Sutherland still realizing NCAA
title win did happen
By Darren
Steinke
Gordie Howe Sports Complex
Savannah Sutherland does a drill at the Track and Field Track. |
On June 10 at the 2023 National Collegiate Athletics Association Track and Field Championships held at Mike A. Myers Stadium in Austin, Texas, Sutherland won the championship race in the 400-metre women’s hurdles in a time of 54.45 seconds with the University of Michigan Wolverines. Along with claiming the NCAA title, Sutherland’s time was a personal best, set a school record, a Canadian U23 record and the 2023 world championship standard.
She just missed clipping Sage Watson’s overall Canadian
record in the 400-metre women’s hurdles of 54.32 seconds set in October of
2019.
With having won an NCAA title with one of the most storied
overall athletic programs in the Wolverines, Sutherland’s win made major rounds
in mainstream media and social media.
In early July, she returned home and first spent quality
family time in her hometown of Borden, which is located about 53 kilometres
northwest of Saskatoon. She proceeded to return to the Track and Field Track on
the Gordie Howe Sports Complex grounds to train with the elite national level
crew that includes Michelle Harrison, Nicole Ostertag and Madisson Lawrence.
The training mates would send good-natured jabs Sutherland’s
way telling her how well-known she was and that news of her heroics takes over
their social media feeds. Sutherland, who turned 20-years-old on August 7, chuckled
at the comments about her newfound fame. Due to the fact she was only in her
second season with the Wolverines when she won her NCAA crown, Sutherland
admits she still thinks that day was some sort of dream.
“It still feels surreal,” said Sutherland. “It almost feels like it didn’t happen to me.
“It is like someone that I watched on TV. It hasn’t sunk in that, ‘Hey, that was me on the track.’ It still feels pretty unreal.”
Savannah Sutherland jogs around the Track and Field Track. |
“I just wanted to get out hard,” said Sutherland about the
NCAA title race. “I knew that there was a pretty big head wind on the back
stretch, so I was just focused on that first 200-metres on getting out.
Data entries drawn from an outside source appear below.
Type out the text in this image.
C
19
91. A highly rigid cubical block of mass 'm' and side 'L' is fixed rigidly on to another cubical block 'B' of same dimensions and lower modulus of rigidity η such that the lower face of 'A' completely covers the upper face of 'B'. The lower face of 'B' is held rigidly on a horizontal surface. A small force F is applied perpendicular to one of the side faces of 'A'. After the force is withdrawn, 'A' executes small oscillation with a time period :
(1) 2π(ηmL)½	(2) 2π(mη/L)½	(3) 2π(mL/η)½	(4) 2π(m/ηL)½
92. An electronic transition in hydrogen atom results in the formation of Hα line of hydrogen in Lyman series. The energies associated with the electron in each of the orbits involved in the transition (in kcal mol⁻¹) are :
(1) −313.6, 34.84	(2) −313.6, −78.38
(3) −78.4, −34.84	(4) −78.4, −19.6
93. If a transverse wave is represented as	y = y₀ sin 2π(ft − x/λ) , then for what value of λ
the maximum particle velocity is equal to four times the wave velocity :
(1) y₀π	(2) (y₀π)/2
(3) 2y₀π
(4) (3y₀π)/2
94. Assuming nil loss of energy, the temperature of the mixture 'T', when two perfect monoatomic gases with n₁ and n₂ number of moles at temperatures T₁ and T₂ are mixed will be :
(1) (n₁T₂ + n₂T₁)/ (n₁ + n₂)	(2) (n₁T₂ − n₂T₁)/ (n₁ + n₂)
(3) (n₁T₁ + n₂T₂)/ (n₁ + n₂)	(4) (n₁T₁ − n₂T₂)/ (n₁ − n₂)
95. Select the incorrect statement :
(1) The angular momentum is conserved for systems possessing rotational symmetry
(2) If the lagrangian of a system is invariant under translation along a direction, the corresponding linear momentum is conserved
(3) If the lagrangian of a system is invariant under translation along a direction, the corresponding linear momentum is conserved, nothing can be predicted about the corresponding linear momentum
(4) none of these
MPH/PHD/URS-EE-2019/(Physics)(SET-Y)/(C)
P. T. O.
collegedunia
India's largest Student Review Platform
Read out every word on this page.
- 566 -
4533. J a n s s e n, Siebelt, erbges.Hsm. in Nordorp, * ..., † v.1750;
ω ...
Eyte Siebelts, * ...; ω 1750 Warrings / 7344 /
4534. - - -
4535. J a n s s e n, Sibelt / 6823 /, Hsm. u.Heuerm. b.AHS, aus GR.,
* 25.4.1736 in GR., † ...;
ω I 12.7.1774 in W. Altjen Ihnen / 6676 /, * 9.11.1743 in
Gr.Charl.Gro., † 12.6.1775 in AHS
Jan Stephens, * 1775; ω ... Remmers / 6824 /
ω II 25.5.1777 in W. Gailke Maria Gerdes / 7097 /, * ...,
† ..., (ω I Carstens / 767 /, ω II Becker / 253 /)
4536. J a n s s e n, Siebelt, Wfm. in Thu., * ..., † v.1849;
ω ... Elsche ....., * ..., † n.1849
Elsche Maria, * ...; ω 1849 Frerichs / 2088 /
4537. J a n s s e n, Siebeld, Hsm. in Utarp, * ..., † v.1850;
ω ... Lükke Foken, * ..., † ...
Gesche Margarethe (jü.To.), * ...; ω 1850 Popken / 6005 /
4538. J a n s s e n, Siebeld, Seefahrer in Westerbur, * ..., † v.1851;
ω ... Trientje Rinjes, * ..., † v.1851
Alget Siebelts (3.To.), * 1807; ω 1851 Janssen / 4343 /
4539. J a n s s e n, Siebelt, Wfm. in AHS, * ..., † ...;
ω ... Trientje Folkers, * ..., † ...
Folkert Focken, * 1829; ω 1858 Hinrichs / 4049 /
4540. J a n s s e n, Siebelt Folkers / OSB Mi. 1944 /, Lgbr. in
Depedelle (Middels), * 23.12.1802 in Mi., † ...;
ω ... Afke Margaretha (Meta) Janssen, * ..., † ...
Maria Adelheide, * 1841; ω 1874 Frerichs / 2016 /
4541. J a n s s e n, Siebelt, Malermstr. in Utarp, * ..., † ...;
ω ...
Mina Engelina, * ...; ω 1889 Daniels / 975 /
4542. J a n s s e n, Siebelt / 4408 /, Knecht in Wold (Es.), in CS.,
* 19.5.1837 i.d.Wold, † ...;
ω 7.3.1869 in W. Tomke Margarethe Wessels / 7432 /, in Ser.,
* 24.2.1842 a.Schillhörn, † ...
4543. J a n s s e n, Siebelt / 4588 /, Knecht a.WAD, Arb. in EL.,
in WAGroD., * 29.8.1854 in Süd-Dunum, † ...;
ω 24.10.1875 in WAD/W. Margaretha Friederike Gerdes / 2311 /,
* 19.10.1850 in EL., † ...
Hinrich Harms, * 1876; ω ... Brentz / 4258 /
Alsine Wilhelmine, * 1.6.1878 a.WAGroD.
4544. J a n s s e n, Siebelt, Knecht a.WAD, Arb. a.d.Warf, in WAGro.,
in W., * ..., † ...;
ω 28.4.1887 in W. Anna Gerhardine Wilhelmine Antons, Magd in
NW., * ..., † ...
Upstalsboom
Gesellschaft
“It was around the 250-mark where I started wondering like,
‘Hey, where is everybody else.’ The two people that were favoured were on my
inside, so I couldn’t see them for the whole race. Coming around that last
curve, it kind of sunk in that, ‘Hey, I could win this thing.’
“Then, it was just trying to come home as strong as I could.
It was a little scary, because I knew that they were coming after me. I was
just hoping that I could hold them off for that last 150-metres.”
Sutherland,
who stands 5-foot-8, was named the Women’s Track Athlete of the Year for the
Big Ten Conference. Her lengthy list of accomplishments for the 2022-23 season
included a Big Ten championship in the 400-metre hurdles, a Big Ten
championship in the 4 X 400-metre relay for the indoor season, a first team
all-American nod in the 400-metre hurdles and a first team all-American
selection in the 400-metre race for the indoor season.
In the
400-metre race, Sutherland set a personal best time for outdoors at 51.41
seconds on February 25 and a personal best in indoors at 51.60 second in March 11.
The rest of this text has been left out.